L’ondata di maltempo che si è abbattuta in questi giorni su alcune zone dell’Italia centrosettentrionale ha caratteristiche eccezionali. Lo dicono gli esperti e non c’è motivo di dubitarne. Fiumi che straripano invadendo campagne e città, ponti che crollano, frane che minacciano piccoli centri abitati, case che si sbriciolano, strade interrotte, attività paralizzate, scuole chiuse, servizi a singhiozzo: le cronache di tutto questo contendono sui giornali le prime pagine al conflitto mediorientale e, in non pochi casi, confermano la tendenza alla ripetitività di questi fenomeni sulla quale sarebbe necessario fare qualche riflessione per non consegnarsi alla facile dannazione del “piove governo ladro”.

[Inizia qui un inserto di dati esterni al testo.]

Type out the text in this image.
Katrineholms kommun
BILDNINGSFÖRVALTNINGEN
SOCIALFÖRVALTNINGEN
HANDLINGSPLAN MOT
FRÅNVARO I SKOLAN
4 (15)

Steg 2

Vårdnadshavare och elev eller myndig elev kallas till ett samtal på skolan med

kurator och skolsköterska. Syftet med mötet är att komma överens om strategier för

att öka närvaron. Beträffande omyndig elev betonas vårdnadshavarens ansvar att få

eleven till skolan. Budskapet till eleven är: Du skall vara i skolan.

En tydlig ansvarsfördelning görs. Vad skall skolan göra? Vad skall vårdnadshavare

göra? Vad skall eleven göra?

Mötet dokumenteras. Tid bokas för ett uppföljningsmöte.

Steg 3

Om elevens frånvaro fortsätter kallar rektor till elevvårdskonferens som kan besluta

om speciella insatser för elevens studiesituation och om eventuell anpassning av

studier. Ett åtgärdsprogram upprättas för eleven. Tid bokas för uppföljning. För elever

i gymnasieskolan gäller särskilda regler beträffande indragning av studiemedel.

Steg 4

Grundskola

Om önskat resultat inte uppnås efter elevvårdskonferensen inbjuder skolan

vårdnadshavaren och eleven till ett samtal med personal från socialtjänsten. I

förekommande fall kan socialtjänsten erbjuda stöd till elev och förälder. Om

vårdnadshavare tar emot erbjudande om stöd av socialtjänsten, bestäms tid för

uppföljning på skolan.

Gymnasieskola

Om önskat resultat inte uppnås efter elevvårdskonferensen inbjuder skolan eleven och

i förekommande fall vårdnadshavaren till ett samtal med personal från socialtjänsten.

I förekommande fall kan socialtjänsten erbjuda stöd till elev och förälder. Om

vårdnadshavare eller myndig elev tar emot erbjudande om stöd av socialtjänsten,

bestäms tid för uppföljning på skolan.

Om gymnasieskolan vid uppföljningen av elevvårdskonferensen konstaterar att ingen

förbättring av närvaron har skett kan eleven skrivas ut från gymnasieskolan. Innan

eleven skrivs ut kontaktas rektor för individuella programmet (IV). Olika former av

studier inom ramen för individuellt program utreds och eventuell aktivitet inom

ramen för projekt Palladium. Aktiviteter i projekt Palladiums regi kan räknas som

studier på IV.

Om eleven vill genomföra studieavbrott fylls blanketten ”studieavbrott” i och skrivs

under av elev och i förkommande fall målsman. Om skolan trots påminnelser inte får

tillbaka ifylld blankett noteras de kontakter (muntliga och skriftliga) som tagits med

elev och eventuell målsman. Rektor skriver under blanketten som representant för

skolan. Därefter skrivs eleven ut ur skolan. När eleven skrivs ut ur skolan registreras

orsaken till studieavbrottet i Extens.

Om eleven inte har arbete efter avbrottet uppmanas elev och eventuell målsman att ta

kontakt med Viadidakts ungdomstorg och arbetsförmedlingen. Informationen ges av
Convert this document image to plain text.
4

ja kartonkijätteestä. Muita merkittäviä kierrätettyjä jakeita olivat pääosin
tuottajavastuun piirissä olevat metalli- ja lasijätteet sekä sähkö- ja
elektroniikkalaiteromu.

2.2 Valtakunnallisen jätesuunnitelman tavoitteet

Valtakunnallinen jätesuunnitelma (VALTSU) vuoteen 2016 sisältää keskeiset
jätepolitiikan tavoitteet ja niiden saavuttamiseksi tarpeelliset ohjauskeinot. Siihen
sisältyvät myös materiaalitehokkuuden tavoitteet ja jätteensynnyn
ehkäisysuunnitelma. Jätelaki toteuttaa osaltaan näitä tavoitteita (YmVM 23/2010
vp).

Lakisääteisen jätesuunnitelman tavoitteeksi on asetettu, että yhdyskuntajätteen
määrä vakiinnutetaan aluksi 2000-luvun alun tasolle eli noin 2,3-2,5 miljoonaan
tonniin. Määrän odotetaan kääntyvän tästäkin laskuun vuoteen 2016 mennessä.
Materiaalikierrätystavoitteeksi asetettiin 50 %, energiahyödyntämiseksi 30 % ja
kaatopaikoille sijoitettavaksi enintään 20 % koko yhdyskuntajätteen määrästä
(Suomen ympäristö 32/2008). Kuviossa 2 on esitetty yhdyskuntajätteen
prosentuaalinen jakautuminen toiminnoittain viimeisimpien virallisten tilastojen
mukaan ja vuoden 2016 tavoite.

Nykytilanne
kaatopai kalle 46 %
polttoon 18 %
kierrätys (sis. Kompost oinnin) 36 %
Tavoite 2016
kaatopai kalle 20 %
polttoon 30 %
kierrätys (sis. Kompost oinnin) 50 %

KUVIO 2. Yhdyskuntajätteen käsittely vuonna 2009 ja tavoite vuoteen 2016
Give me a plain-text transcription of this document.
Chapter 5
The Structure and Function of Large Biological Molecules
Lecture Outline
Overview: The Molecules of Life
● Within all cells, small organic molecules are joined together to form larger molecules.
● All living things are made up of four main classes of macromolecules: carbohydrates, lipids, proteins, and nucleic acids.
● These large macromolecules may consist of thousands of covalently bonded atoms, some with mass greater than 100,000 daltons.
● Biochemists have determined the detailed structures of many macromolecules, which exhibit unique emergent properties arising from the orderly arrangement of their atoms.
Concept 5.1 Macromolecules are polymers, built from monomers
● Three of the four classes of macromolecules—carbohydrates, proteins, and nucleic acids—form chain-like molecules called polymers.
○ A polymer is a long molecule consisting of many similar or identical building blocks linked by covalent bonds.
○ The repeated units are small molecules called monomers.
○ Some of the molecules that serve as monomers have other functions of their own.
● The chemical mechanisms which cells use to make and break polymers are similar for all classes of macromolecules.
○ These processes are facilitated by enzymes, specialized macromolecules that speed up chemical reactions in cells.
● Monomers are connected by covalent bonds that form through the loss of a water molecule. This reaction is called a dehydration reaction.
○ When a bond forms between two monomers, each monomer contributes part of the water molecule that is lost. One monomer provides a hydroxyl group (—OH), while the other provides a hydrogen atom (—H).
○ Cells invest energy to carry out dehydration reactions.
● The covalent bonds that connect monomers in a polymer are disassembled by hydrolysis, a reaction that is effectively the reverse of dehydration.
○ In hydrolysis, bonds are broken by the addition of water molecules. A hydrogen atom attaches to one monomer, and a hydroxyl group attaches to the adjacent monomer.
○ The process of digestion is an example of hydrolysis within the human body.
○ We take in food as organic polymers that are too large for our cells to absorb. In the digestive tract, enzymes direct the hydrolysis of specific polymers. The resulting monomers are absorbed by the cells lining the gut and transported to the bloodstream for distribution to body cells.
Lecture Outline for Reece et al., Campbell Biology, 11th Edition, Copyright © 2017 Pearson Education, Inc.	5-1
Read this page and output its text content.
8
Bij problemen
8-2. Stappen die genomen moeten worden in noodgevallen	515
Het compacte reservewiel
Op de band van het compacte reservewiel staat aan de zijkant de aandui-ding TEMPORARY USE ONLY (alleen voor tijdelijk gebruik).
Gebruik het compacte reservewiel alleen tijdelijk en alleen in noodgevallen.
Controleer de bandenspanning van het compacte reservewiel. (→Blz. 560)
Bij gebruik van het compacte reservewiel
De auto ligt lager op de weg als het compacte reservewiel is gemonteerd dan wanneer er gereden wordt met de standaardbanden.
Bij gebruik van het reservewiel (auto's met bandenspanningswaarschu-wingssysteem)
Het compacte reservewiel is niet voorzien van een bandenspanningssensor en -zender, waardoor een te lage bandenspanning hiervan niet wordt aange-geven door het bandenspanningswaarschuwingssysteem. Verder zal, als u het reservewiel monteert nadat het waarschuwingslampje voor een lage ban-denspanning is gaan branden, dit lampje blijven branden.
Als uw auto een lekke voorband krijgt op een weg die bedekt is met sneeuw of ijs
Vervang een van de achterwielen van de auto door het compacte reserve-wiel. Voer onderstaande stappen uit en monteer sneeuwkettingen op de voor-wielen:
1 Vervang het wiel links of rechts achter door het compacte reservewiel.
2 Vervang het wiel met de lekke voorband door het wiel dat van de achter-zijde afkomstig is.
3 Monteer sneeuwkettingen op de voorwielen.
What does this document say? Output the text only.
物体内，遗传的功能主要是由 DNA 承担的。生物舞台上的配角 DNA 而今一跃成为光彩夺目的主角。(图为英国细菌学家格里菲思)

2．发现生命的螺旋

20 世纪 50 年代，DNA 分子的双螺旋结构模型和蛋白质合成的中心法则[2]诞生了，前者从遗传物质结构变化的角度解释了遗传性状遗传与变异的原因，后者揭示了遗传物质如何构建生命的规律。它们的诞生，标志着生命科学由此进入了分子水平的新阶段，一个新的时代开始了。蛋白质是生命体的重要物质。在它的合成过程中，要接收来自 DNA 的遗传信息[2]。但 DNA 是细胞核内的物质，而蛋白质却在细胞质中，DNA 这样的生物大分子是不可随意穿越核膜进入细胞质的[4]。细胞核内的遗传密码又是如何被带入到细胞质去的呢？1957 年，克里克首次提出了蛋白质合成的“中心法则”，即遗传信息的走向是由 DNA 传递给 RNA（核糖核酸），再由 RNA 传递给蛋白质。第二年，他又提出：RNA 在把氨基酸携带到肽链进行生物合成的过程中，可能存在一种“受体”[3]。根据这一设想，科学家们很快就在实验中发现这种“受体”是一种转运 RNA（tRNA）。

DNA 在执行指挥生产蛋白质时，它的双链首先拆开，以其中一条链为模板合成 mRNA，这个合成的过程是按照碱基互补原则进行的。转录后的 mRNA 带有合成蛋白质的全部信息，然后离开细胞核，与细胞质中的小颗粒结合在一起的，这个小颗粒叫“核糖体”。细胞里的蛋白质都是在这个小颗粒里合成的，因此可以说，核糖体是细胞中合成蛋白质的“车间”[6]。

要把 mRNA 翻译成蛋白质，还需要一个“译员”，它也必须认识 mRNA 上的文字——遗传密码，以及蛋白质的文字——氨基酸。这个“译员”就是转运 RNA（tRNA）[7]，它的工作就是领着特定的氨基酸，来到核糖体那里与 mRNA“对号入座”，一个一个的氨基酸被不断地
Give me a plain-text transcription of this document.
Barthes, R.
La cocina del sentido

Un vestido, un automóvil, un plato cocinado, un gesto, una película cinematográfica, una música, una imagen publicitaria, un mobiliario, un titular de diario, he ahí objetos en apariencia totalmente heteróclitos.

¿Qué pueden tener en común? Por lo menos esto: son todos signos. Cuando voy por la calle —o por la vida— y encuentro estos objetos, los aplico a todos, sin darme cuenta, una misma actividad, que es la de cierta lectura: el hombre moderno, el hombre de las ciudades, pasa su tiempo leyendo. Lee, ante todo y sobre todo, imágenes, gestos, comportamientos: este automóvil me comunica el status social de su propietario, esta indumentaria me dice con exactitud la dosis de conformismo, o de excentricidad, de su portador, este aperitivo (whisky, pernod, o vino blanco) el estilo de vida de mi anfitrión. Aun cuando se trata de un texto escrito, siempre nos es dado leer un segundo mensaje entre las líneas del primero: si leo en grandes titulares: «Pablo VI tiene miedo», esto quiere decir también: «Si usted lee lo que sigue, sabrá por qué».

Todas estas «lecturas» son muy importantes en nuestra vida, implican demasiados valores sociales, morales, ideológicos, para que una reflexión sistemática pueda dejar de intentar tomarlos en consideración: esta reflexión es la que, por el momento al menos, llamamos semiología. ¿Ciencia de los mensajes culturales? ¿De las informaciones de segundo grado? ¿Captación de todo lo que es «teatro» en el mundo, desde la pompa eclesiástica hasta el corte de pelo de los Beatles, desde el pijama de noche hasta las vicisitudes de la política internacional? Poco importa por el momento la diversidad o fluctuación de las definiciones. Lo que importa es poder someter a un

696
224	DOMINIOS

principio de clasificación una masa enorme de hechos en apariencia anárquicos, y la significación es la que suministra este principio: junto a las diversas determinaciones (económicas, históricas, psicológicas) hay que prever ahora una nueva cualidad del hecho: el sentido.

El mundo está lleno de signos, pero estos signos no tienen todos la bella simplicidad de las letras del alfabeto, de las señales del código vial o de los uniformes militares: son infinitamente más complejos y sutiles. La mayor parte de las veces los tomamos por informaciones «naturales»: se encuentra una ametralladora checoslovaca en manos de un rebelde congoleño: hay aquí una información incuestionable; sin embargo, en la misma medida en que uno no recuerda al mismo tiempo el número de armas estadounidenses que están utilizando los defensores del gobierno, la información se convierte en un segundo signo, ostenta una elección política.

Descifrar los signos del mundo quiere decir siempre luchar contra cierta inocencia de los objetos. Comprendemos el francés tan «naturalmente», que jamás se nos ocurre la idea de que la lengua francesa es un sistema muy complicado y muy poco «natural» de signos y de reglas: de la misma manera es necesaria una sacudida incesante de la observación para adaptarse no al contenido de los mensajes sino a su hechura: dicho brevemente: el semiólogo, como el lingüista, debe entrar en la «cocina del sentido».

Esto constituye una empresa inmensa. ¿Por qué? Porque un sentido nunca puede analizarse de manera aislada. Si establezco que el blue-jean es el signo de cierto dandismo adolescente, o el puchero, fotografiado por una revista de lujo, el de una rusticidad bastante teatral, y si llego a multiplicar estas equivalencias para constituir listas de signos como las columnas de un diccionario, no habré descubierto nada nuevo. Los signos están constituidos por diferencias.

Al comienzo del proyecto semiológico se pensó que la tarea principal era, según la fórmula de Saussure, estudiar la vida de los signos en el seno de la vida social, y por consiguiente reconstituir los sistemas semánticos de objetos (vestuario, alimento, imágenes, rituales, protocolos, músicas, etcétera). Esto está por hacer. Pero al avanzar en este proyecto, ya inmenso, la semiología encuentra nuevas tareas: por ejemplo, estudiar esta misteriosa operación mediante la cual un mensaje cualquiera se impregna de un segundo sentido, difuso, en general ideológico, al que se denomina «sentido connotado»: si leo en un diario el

Che a ben vedere poi potrebbe non essere una dannazione se, superata l’emotività del momento, si provvedesse una volta per tutte ad affrontare seriamente le cause che da lungo tempo rendono fragile il territorio nazionale. A cominciare dall’ubicazione dei luoghi interessati a questi fenomeni che, a differenza di quanto si potrebbe pensare, non sono sempre quelli considerati più a rischio geologico, a conferma della più generalizzata e più antica assenza di una politica di difesa del territorio. Sarebbe pertanto opportuno esaminare come sono stati spesi i soldi stanziati per precedenti eventi, sempre che siano stati spesi e non dirottati verso altre finalità.
La processione di sindaci, presidenti delle regioni e rappresentanti di governo pronti a invocare lo stato di emergenza per un’eccezionalità che spesso non è tale servono a ben poco. Quando si scopre -e accade spesso- che gli investimenti stanziati per calamità recenti e passate, dal terremoto ad altri eventi non solo naturali, non sono stati attivati o ancor peggio sono stati destinati ad altro, o finiti nel buco nero di qualche ruberia, allora ci si rende conto di quanto siano improduttive e pretestuose le lamentazioni postume.
Si eviterebbe di dover affrontare costi maggiori e di dover prendere atto con tristezza che migliaia di cittadini sono stati trasformati in eterni sfollati perché impossibilitati a rientrare nelle loro case mai ricostruite. Uno spettacolo, questo, deprimente che in molti casi mostra l’assenza di piani regolatori o una loro non sempre incolpevole permissività. Case costruite nelle golene e in prossimità delle spiagge, capannoni industriali tirati su senza rispettare le norme di sicurezza, strade a ridosso di aree soggette a smottamenti e loro manutenzione approssimativa, spazio sottratto al verde, non possono che rendere sempre più pesante il bilancio del maltempo. Inutile dire che gli effetti di queste negligenze saranno sempre più gravi fino a quando sindaci e presidenti delle regioni, che puntualmente invocano stati di emergenza non avvertiranno il dovere di rivedere il loro operato in materia di difesa del territorio con le relative opere spesso promesse e mai messe cantiere o realizzate non come sarebbe stato necessario fare.
Accadrà anche questa volta? Si vorrebbe poter dire di no, ma ciò presuppone un cambio di passo radicale sul quale l’esperienza consiglia di non scommettere. In attesa di essere smentiti non c’è che augurarsi almeno l’attuazione degli interventi d’urgenza necessari ad alleviare i disagi delle zone devastate dall’ultimo maltempo. E per il dopo attivarsi sapendo che un’adeguata politica di difesa del territorio avrebbe costi inferiori a quelli sinora affrontati senza alcun risultato.